Reading and writing in the chaos

Over breakfast each morning I read news about the world, thinking each morning that it surely couldn’t get any worse, seeing on many mornings that, in fact, it could — and, in fact, has. Many mornings I think I really should post something here about the news. Most mornings I decide that I really don’t have any thing to add to what others are saying, no real insight, no deep understanding. Just anger, fear, and general unsettledness.

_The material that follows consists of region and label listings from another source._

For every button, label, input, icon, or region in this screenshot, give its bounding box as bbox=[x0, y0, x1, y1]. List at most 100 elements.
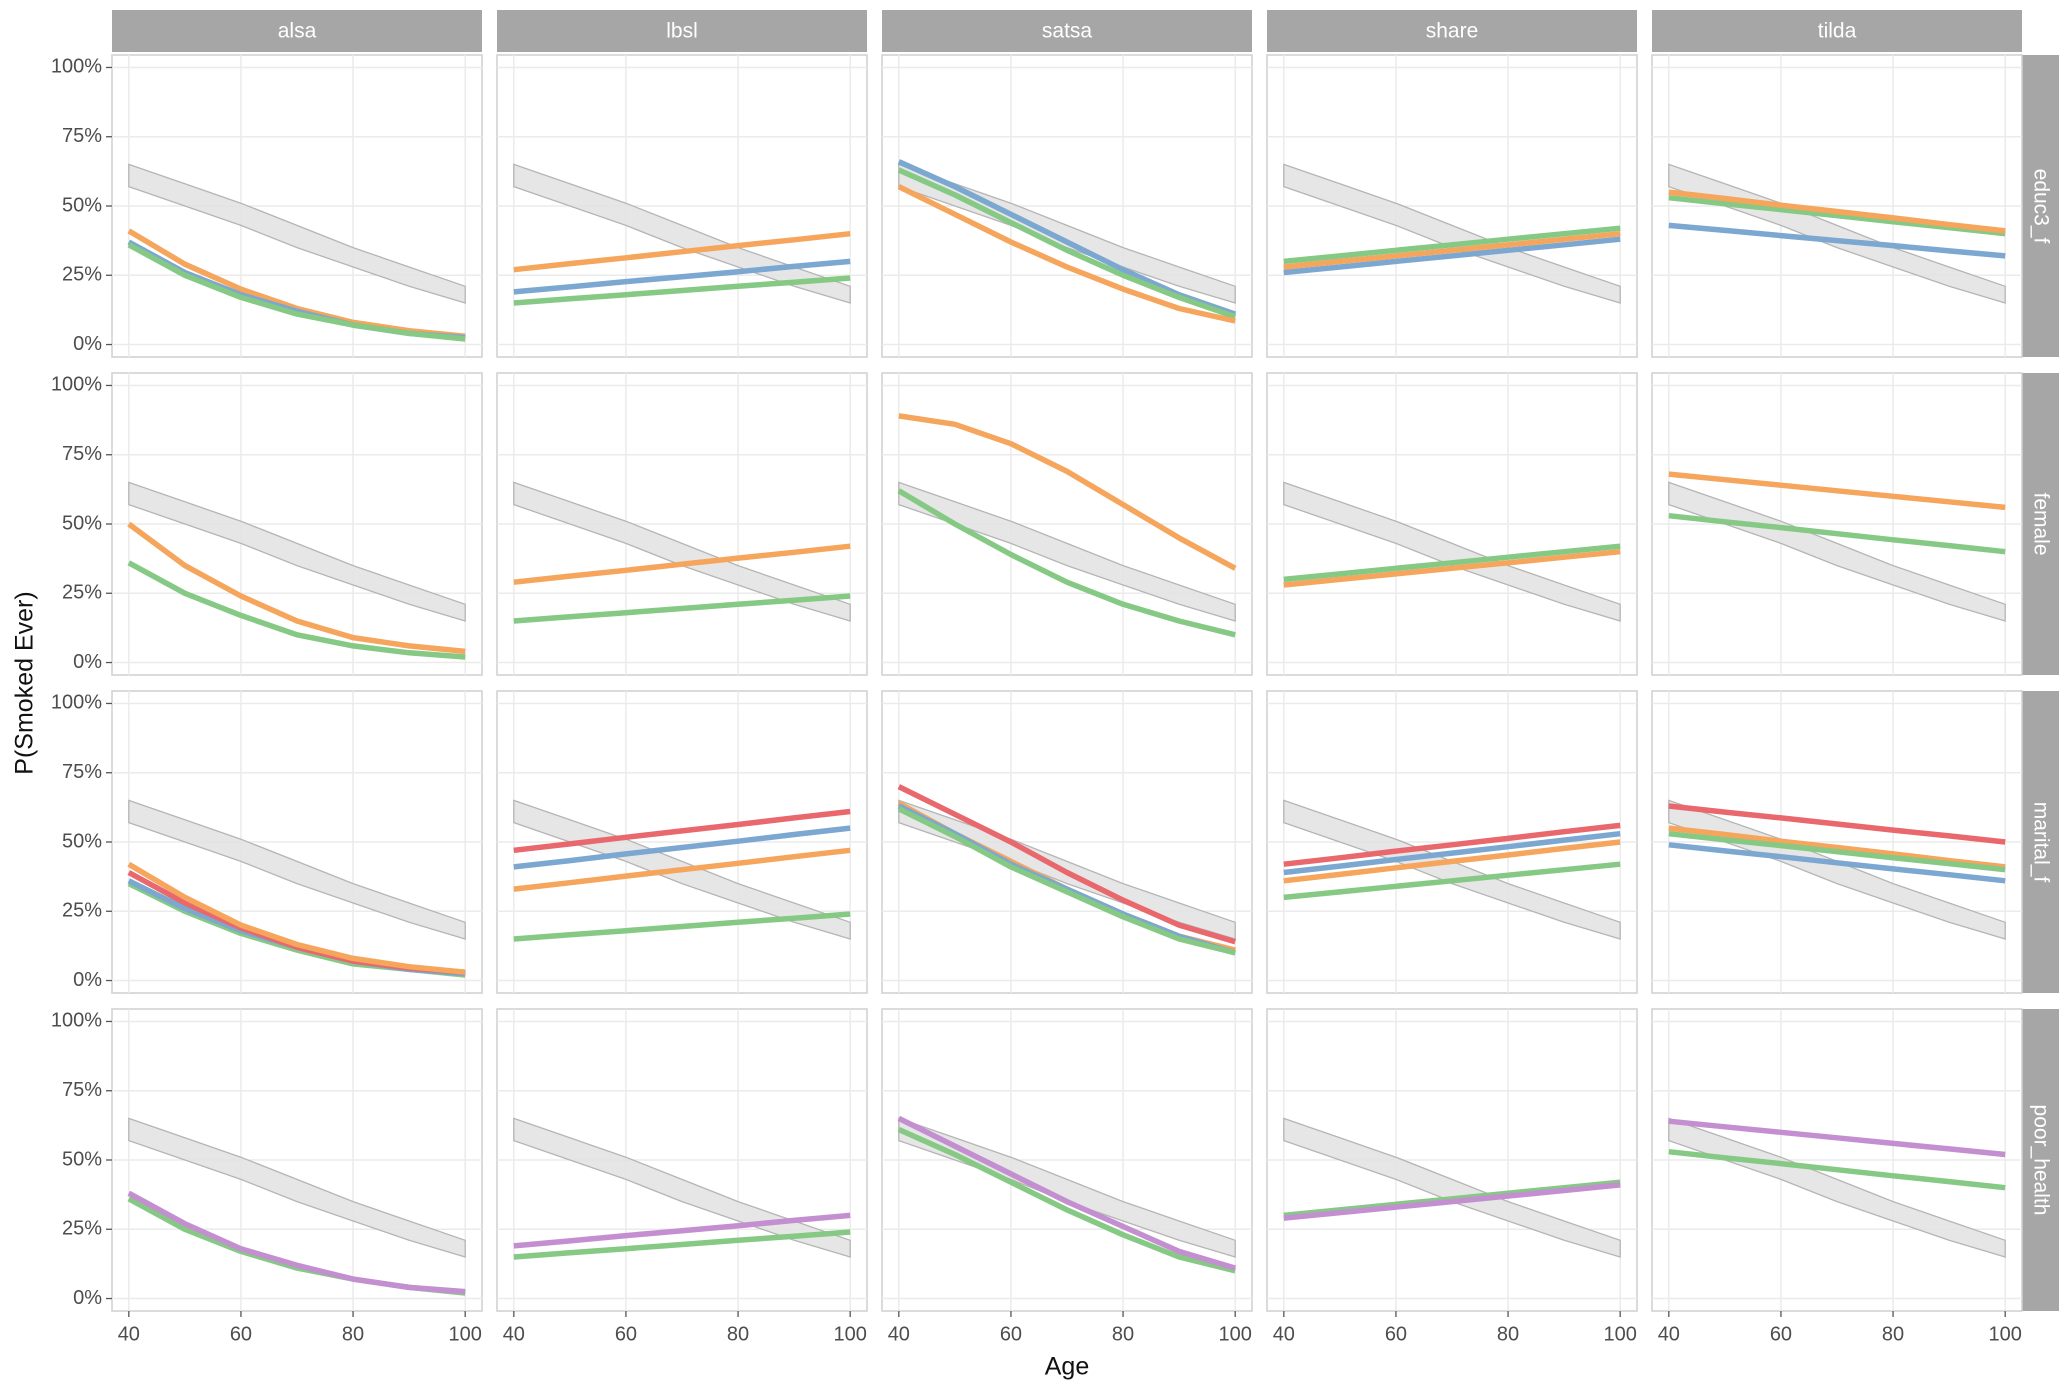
y-tick-label: 100% bbox=[51, 692, 102, 714]
x-tick-label: 60 bbox=[615, 1323, 637, 1345]
x-tick-label: 40 bbox=[1658, 1323, 1680, 1345]
column-strip bbox=[1652, 10, 2022, 52]
row-strip-label: poor_health bbox=[2029, 1105, 2052, 1216]
column-strip-label: alsa bbox=[278, 20, 317, 43]
series-line bbox=[1668, 1148, 2006, 1191]
row-strip-label: educ3_f bbox=[2029, 169, 2052, 244]
series-line bbox=[897, 1115, 1236, 1271]
row-strip bbox=[2022, 373, 2059, 675]
y-axis-title: P(Smoked Ever) bbox=[11, 591, 39, 774]
y-tick-label: 75% bbox=[62, 1079, 102, 1101]
series-line bbox=[1668, 512, 2006, 555]
y-tick-label: 75% bbox=[62, 443, 102, 465]
x-tick-label: 40 bbox=[118, 1323, 140, 1345]
y-tick-label: 50% bbox=[62, 194, 102, 216]
series-line bbox=[513, 1229, 851, 1260]
column-strip-label: lbsl bbox=[666, 20, 698, 43]
x-tick-label: 100 bbox=[1603, 1323, 1636, 1345]
x-tick-label: 80 bbox=[1497, 1323, 1519, 1345]
series-line bbox=[513, 258, 851, 295]
band bbox=[898, 481, 1236, 622]
row-strip bbox=[2022, 691, 2059, 993]
x-tick-label: 100 bbox=[448, 1323, 481, 1345]
series-line bbox=[1668, 189, 2006, 234]
y-tick-label: 100% bbox=[51, 374, 102, 396]
series-line bbox=[513, 543, 851, 585]
series-line bbox=[1283, 830, 1621, 876]
series-line bbox=[1668, 825, 2006, 870]
series-line bbox=[1283, 236, 1621, 276]
y-tick-label: 75% bbox=[62, 761, 102, 783]
y-tick-label: 25% bbox=[62, 1218, 102, 1240]
series-line bbox=[1283, 548, 1621, 588]
series-line bbox=[127, 1190, 466, 1295]
x-tick-label: 40 bbox=[503, 1323, 525, 1345]
series-line bbox=[513, 847, 851, 892]
row-strip bbox=[2022, 1009, 2059, 1311]
series-line bbox=[897, 167, 1237, 320]
x-tick-label: 100 bbox=[1218, 1323, 1251, 1345]
y-tick-label: 50% bbox=[62, 830, 102, 852]
series-line bbox=[513, 825, 851, 870]
x-tick-label: 60 bbox=[1000, 1323, 1022, 1345]
series-line bbox=[127, 242, 466, 342]
series-line bbox=[1283, 839, 1621, 884]
band bbox=[1283, 1117, 1621, 1258]
series-line bbox=[513, 593, 851, 624]
x-tick-label: 80 bbox=[727, 1323, 749, 1345]
series-line bbox=[897, 488, 1236, 638]
band bbox=[513, 481, 851, 622]
series-line bbox=[513, 1212, 851, 1249]
column-strip bbox=[497, 10, 867, 52]
x-tick-label: 60 bbox=[1385, 1323, 1407, 1345]
column-strip bbox=[112, 10, 482, 52]
series-line bbox=[1668, 222, 2006, 259]
band bbox=[128, 1117, 466, 1258]
series-line bbox=[897, 1126, 1236, 1274]
series-line bbox=[513, 230, 851, 273]
band bbox=[1283, 481, 1621, 622]
x-tick-label: 80 bbox=[342, 1323, 364, 1345]
band bbox=[128, 163, 466, 304]
y-tick-label: 25% bbox=[62, 582, 102, 604]
series-line bbox=[1283, 225, 1621, 265]
y-tick-label: 75% bbox=[62, 125, 102, 147]
y-tick-label: 50% bbox=[62, 1148, 102, 1170]
x-axis-title: Age bbox=[1045, 1353, 1089, 1381]
y-tick-label: 25% bbox=[62, 900, 102, 922]
y-tick-label: 0% bbox=[73, 333, 102, 355]
series-line bbox=[1668, 842, 2006, 884]
y-tick-label: 100% bbox=[51, 1010, 102, 1032]
band bbox=[128, 481, 466, 622]
y-tick-label: 50% bbox=[62, 512, 102, 534]
series-line bbox=[1283, 861, 1621, 901]
series-line bbox=[1283, 822, 1621, 867]
x-tick-label: 80 bbox=[1112, 1323, 1134, 1345]
series-line bbox=[897, 784, 1236, 945]
series-line bbox=[127, 560, 466, 660]
x-tick-label: 100 bbox=[1988, 1323, 2021, 1345]
column-strip-label: satsa bbox=[1042, 20, 1093, 43]
row-strip-label: marital_f bbox=[2029, 802, 2052, 883]
x-tick-label: 40 bbox=[888, 1323, 910, 1345]
series-line bbox=[1668, 803, 2006, 845]
y-tick-label: 0% bbox=[73, 1287, 102, 1309]
series-line bbox=[1283, 230, 1621, 270]
column-strip-label: tilda bbox=[1818, 20, 1857, 43]
row-strip bbox=[2022, 55, 2059, 357]
series-line bbox=[1283, 1182, 1621, 1221]
x-tick-label: 60 bbox=[230, 1323, 252, 1345]
series-line bbox=[1668, 830, 2006, 873]
column-strip bbox=[1267, 10, 1637, 52]
band bbox=[128, 799, 466, 940]
band bbox=[1283, 163, 1621, 304]
series-line bbox=[513, 911, 851, 942]
series-line bbox=[1283, 543, 1621, 583]
y-tick-label: 25% bbox=[62, 264, 102, 286]
series-line bbox=[513, 808, 851, 854]
x-tick-label: 100 bbox=[833, 1323, 866, 1345]
column-strip-label: share bbox=[1426, 20, 1479, 43]
series-line bbox=[897, 806, 1236, 956]
series-line bbox=[1668, 1118, 2006, 1158]
y-tick-label: 0% bbox=[73, 651, 102, 673]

Sometimes, though, I imagine what future historians (if there are historians in the future) would think happen to stumble onto some of my posts. (Bear with me here — I know it’s unlikely that future historians would care to read these posts — this is really a thought experiment.) Would they wonder how/why I could take the time to write about discovering Haruki Murakami when things are falling apart? Or why I think it’s worthwhile to write anything at all about the philosophy of Alfred North Whitehead, who died in the middle of the last century? Or any of the other things I’ve written over the past three years? But set the writing aside. Why do I spend all of this time reading? And if I’m going to read, shouldn’t I devote my reading to works that could help me understand what I and others might do to stop the destruction?

Maybe.

But then I remember Rebecca Solnit writing so poignantly about Orwell and his roses. And the philosopher Heinrich Blücher’s letter to Hannah Arendt while they were separated in occupied France, celebrating the fact that he defeated Walter Benjamin in a game of chess. And that Blücher carried and read a copy of Kant while imprisoned in the camps before he and Arendt escaped to the United States.

I don’t claim to be Orwell, or Arendt, or Blücher. But I do think that there’s room in the world, even a world as tortured as ours, for reading, thinking, and writing.

At least, that’s what I tell myself as I approach the end of the day, thinking about what I might read in the news over breakfast tomorrow.